Ревность к неснятому кино


Если бы статья Михаила Трофименкова, посвященная фильму «Над темной водой», была написана действительно об этом фильме — можно было бы ликовать: перед нами предстало бы воистину великое кино. Очищение подсознания нашей культуры — чего еще желать? Однако пока читатели «Искусства кино» получили блистательный манифест и не более того.

Видимо, изголодались мы по серьезному материалу для концепций. Критик видит в фильме Дмитрия Месхиева историю любви, культурологическую притчу и провокацию одновременно. Не много ли для одного фильма? — задает он риторический вопрос. Не много, — отвечу я. Если речь идет о пресловутом слоеном пироге постмодернизма. Однако ни первого, ни второго, ни третьего в этом фильме нет. Ни провокации, ни истории любви, ни тем более культурологической притчи. Для провокации картина «Над темной водой» попросту слишком подробна и серьезна. Для истории любви — нет, извините, любви. Поскольку нет героини. Есть несостоявшаяся спасительница Лена, девушка из другой эпохи, с которой герои не знают как обращаться. Ибо они играют свои роли и заигрываются, а она глядит на них печально и строго, будто предугадывая финал.

Культурологическая притча не состоялась по другой причине. Главным свойством кинематографа 60-х была естественность, которая искала мифологические подпорки в массовом искусстве и одновременно решительно преодолевалась и изживалась в фильмах Андрея Кончаловского и Андрея Тарковского. Картина же Дмитрия Месхиева менее всего естественна. Действие то и дело тормозится монологами сына, рассказывающего зрителю о том, что он запомнил из непрожитой им жизни. Повествование рвется, героям никак не удается быть вместе, а камере — быть вместе с ними. Героям остается только желание единства, обретаемого по ту сторону бытия. А камера жадно добирает это бытие, как следователь — она не скользит по поверхности, а схватывает объекты.

Замечало ли кино 60-х окурки в пепельнице? Вероятно, поскольку и курение было частью ритуала. Но об окурках не думали — важнее было сказанное или недосказанное. У Месхиева же камера разглядывает окурки так, будто надеется найти на них отпечатки пальцев. Там умалчивали. Здесь договаривают. Спора на уровне изображения нет, торжествует принцип дополнительности.

Противоречие между сутью и способом рассказа ощутимо даже на уровне лексики и грамматики.

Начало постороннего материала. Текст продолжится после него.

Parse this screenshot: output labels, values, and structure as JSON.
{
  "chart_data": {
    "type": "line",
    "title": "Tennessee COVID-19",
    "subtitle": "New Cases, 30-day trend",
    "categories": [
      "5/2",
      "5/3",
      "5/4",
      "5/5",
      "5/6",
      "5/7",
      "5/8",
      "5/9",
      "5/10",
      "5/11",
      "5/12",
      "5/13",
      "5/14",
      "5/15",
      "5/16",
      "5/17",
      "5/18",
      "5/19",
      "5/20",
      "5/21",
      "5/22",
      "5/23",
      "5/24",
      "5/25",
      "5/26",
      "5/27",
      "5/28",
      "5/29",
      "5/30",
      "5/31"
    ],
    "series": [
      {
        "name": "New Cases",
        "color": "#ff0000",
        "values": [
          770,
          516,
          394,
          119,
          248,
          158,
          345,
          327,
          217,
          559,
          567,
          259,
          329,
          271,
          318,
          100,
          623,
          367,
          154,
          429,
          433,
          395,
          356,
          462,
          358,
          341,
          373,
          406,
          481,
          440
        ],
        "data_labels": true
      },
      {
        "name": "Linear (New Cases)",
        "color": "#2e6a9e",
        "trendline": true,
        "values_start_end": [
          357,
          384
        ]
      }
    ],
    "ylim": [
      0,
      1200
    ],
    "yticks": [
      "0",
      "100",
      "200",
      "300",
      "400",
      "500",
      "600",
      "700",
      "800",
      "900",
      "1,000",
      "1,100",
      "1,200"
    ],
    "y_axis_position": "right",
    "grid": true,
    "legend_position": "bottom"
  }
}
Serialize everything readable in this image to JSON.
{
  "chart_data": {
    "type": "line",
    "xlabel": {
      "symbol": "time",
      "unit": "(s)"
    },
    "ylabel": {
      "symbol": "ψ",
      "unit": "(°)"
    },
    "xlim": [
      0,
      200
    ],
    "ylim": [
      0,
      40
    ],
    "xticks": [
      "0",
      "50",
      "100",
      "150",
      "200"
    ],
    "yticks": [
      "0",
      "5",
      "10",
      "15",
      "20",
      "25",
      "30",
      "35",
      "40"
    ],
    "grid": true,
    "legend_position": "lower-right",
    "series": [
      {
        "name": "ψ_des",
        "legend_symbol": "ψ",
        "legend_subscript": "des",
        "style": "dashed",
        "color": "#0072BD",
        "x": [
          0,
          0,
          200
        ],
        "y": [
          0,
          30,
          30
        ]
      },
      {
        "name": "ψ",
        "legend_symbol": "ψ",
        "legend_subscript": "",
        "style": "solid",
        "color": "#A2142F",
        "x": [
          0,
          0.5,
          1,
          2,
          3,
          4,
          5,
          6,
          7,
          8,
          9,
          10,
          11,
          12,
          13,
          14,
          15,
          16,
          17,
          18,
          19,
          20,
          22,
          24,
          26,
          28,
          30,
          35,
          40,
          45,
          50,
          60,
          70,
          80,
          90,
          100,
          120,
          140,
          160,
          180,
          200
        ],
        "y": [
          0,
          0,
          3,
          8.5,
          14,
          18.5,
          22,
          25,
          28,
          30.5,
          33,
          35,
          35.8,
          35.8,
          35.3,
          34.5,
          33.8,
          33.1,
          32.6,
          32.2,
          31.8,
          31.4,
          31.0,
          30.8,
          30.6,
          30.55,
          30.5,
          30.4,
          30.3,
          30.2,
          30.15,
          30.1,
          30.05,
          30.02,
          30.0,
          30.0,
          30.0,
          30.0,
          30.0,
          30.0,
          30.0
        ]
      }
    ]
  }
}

Кино 60-х заставало своих героев преимущественно на улицах и площадях. По ним бродили в смутном томлении выпущенные на волю люди. Фильм «Над темной водой» не знает открытых пространств. Там либо беспредельность неба, куда выпадает герой с парашютом, либо — комнаты, дачи, углы. А если пикник, то он сразу же заканчивается дракой. Герои шестидесятых жили в ожидании случая, они во всем доверяли жизни. У Месхиева они судорожно пытаются удержать в руках судьбу, которой не владеют. Тревеллинги шестидесятых оборачиваются резкими монтажными стыками, разрушением возникшей было атмосферы эпизода. Здесь же на смену движению приходит жест.

Если бы все это было сделано сознательно, если бы все сломы были обнаружены именно внутри 60-х!.. Пусть герои помяты и потасканны, пусть шестидесятническая идиллия обнаружила свою зловещую изнанку, пусть. Но ведь были же основания для такой апологии полета вообще. Вот в этом все дело. Оппозиция как цель возникла сама собой — из культурной традиции. И с учетом этой цели уже подбирались оправдания и самооправдания, позднее с презрением отринутые детьми. А тогда освобождение полета от цели уже было страшной крамолой. Цель переставала быть общей, хотя сознание общности еще оставалось и медленно умирало в семидесятые, оставляя людей моего поколения наедине с самими собой, а людей поколения Месхиева уже и без самих себя. Ужас прожитой жизни и ужас жизни непрожитой.

Но что толку ревновать к чужому, вместо того чтобы искать свое.